People living with dementia experience many difficulties. They may have problems with
language like word-finding struggles, substituting one word for another, or talking in
what’s called a “word salad,” where some of the words make sense and some just sound like
gibberish. When someone’s language skills are impacted by dementia, it’s especially important to be sensitive to the feeling that underlies the person’s speech rather than the words they are using.
You can usually identify whether a person is angry, frustrated, sad, amused, etc. Validating that feeling, whatever it is, is essential. It’s okay to say, “Of course you’re frustrated! I would be too!” or…“I know it’s difficult to find the right word. I’m sorry that’s so hard.” Then you can
offer a guess, i.e., “Does it have to do with ________?” Or, you might just give a vague but reassuring response, like, “Well, I’m not so sure about all that, but I’ll get to the bottom of it.” Then, simply change the subject, i.e., “In the meantime, how about we take a walk?”

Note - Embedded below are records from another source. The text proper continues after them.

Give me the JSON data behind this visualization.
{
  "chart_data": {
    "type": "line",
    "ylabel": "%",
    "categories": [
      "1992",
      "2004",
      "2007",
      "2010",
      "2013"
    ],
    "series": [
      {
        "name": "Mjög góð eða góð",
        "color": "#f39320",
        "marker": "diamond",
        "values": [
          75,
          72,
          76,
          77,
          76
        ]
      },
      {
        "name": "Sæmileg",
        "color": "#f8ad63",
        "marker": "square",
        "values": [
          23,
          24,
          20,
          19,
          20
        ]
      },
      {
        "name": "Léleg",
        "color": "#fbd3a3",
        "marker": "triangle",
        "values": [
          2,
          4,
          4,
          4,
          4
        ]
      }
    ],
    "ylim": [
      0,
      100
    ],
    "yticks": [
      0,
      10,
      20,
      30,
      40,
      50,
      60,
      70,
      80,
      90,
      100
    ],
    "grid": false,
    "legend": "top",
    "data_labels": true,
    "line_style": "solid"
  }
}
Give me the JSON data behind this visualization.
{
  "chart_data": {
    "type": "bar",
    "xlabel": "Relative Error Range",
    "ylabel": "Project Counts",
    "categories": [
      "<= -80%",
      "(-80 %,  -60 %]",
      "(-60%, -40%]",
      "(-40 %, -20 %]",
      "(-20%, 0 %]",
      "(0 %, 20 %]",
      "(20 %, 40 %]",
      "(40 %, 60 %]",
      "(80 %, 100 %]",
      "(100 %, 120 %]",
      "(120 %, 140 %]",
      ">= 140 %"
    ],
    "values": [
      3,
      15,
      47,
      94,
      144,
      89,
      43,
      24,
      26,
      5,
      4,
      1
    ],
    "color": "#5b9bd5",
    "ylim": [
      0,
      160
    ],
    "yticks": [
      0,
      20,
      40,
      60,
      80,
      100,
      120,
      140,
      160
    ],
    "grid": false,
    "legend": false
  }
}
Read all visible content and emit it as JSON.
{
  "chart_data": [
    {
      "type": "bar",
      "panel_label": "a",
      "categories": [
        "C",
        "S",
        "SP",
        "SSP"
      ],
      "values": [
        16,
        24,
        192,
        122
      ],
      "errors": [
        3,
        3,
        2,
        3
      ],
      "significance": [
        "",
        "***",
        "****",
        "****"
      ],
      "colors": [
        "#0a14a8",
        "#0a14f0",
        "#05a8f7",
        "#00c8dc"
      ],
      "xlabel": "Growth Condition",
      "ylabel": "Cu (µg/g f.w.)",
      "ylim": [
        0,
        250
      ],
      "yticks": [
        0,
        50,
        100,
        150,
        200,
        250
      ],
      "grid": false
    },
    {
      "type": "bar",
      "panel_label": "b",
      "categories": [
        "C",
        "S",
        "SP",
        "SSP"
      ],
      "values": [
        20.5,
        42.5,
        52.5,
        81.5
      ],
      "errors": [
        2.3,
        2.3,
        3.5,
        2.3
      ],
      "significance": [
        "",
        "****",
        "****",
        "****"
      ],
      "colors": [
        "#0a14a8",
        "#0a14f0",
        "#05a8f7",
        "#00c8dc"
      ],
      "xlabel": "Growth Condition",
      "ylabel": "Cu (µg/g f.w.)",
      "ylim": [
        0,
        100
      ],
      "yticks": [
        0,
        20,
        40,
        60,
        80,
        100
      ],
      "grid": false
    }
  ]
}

Other difficulties people with dementia struggle with may include problems with motor skills, judgment, decision making and sequencing. They may become disoriented to time and/or place. They may seem to lack any initiative. These changes can be very hard for family members to accept, but it is so important to remember that these are all reflections of the disease process that is causing the person’s dementia, not of the person who is still inside, and is still very here. It is helpful to focus on the skills and strengths that people with dementia have, instead of the losses. Persons with dementia generally retain an amazing sense of humor. They can be delightfully creative in their responses to the world around them. They still retain music (and lyrics), rhythm, prayers and other rituals, long-term memory, social graces, and they are extremely good at sensing other people’s emotions. In fact they will “borrow” your emotions from time to time, so it’s best to present them with ones you would like them to reflect back to you! Best of all, they never lose the ability to give and receive love.